Estou começando a escrever aqui porque meu querido amigo Luiz Cláudio, amigo antigo da faculdade, me falou:
– Quer escrever?
Ele sabe que eu gosto de escrever, assim como gosto de cozinhar. E não faço bem nem uma e nem outra coisa, mas eu gosto. Então ele me atiçou e eu topei porque sou cara-de-pau.
Eu escrevo coisinhas. Na verdade, sou como a Florence Jenkins, que viveu no século passado. Ela era considerada a pior cantora do mundo – e era ruim demais. Apesar disso, ou até por causa disso, fez relativo sucesso. As pessoas iam vê-la desafinar. E a crítica descia a lenha nela. Ela não se importava porque amava cantar:- “Podem até dizer que canto mal, mas jamais poderão dizer que não canto.” Florence fez show até no Carnegie Hall. As pessoas riam a cada nota desferida pela voz horrorosa de Florence.
Pois então, talvez eu seja a Florence das crônicas, mas dane-se: – poderão até dizer que escrevo mal, mas jamais poderão dizer que não escrevo.
Aproveitando o clima de um final de ano especial, que teve eleição, posse e Copa do Mundo, que teve morte do Pelé, do Erasmo e da Gal, que quase pulverizou a Covid e tentativas de golpe, vou falar um pouco sobre o Natal da minha casa.
Nunca fui um entusiasta das festas de final de ano. Quando era criança, ainda havia alguns atrativos que me mantinham acordado um pouco mais, mas como esse tempo de criança ficou num passado distante, quase nada dessas festividades me deixam com algum grau de excitação.
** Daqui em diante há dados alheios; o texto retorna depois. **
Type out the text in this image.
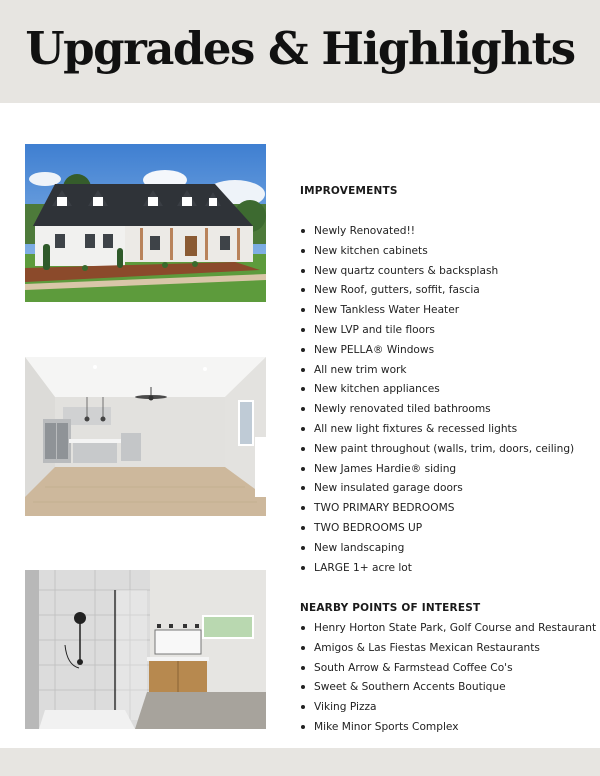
Upgrades & Highlights
IMPROVEMENTS
Newly Renovated!!
New kitchen cabinets
New quartz counters & backsplash
New Roof, gutters, soffit, fascia
New Tankless Water Heater
New LVP and tile floors
New PELLA® Windows
All new trim work
New kitchen appliances
Newly renovated tiled bathrooms
All new light fixtures & recessed lights
New paint throughout (walls, trim, doors, ceiling)
New James Hardie® siding
New insulated garage doors
TWO PRIMARY BEDROOMS
TWO BEDROOMS UP
New landscaping
LARGE 1+ acre lot
NEARBY POINTS OF INTEREST
Henry Horton State Park, Golf Course and Restaurant
Amigos & Las Fiestas Mexican Restaurants
South Arrow & Farmstead Coffee Co's
Sweet & Southern Accents Boutique
Viking Pizza
Mike Minor Sports Complex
Tá bom, eu sou chato. E sou mesmo.
Nesses primeiros dias do ano, a gente ainda regurgita os excessos, ouvindo os insuportáveis desejos de feliz ano novo. Todo os anos procuro observar qual o dia em que devemos parar de falar Feliz Ano Novo. Será que isso só para quando começamos a pensar no Carnaval?
Apesar disso, fui a São Paulo, como quase sempre, passar o Natal com a família. Meu pai, aos 94 anos, mantém total lucidez e – ele sim – sente saudade do tempo em que éramos crianças. E eu entendo porque também tenho saudade da infância das minhas crianças. Mas isso também já passou.
Quando estou ao lado do meu pai, volto um pouco aos meus anos infantis e, quase sempre, relembramos coisas – as mesmas coisas – de quando vivíamos sob as asas do papai e da mamãe. E embora lembremos quase sempre das mesmas coisas, ainda assim isso nos traz doses de emoção.
O detalhe é que somos italianos e as emoções adquirem ares passionais. Ou se ri exageradamente ou se chora desbragadamente. Não há economia quando botamos a emoção pra fora. Vamos fundo, sem medo e nem vergonha. Gargalhadas ensurdecedoras e olhos quase sempre marejados. Normal.
O curioso é que esse ano me lembrei de uma coisa inédita para as festas de final de ano – e falei com Totó (foto), meu pai – sobre uma brincadeira que ele dava um jeito de fazer acontecer na nossa infância. Na mesa, claro. As melhores histórias da minha infância aconteciam à mesa.
E a brincadeira acontecia sempre ao final da refeição. Totó ia dando um jeito de deixar sobrar duas porpettas na mesa. (Qualquer hora eu falo dessas porpettas, que são conhecidas como almôndegas, mas que, na verdade, não são. As porpettas napolitanas não levam carne. São basicamente de queijos e temperos – e não pode faltar noz moscada! Elas cozinham dentro do molho de macarrão por horas, horas. Quando você come, ela explode de sabor na boca. Só provando pra entender). Pois bem: Totó dava um jeito de fazer sobrar duas dessas porpettas, ao final. Era importante que uma fosse maior que a outra.
Totó, então, espetava o garfo na porpetta maior, enfiava na boca e mastigava com prazer.
E a brincadeira era sempre a mesma. Eu devia reclamar:
– Pô, pai. Você pegou a maior! (Eu nem me importava. Sempre fui uma criança muito ruim de comida. Já era chato…)
Então o Totó perguntava, fingindo nervoso:
– Se fosse você, pegaria qual?
Eu devia responder, e respondia:
– Eu pegaria a menor, claro, né, pai!
E ele finalizava:
– Então! Como eu sabia que você pegaria a menor, eu já peguei a maior e pronto.
E a gente ria muito. Desbragadamente. E o Totó passava a mão no meu rosto, num carinho rústico de mãos calejadas pelo trabalho.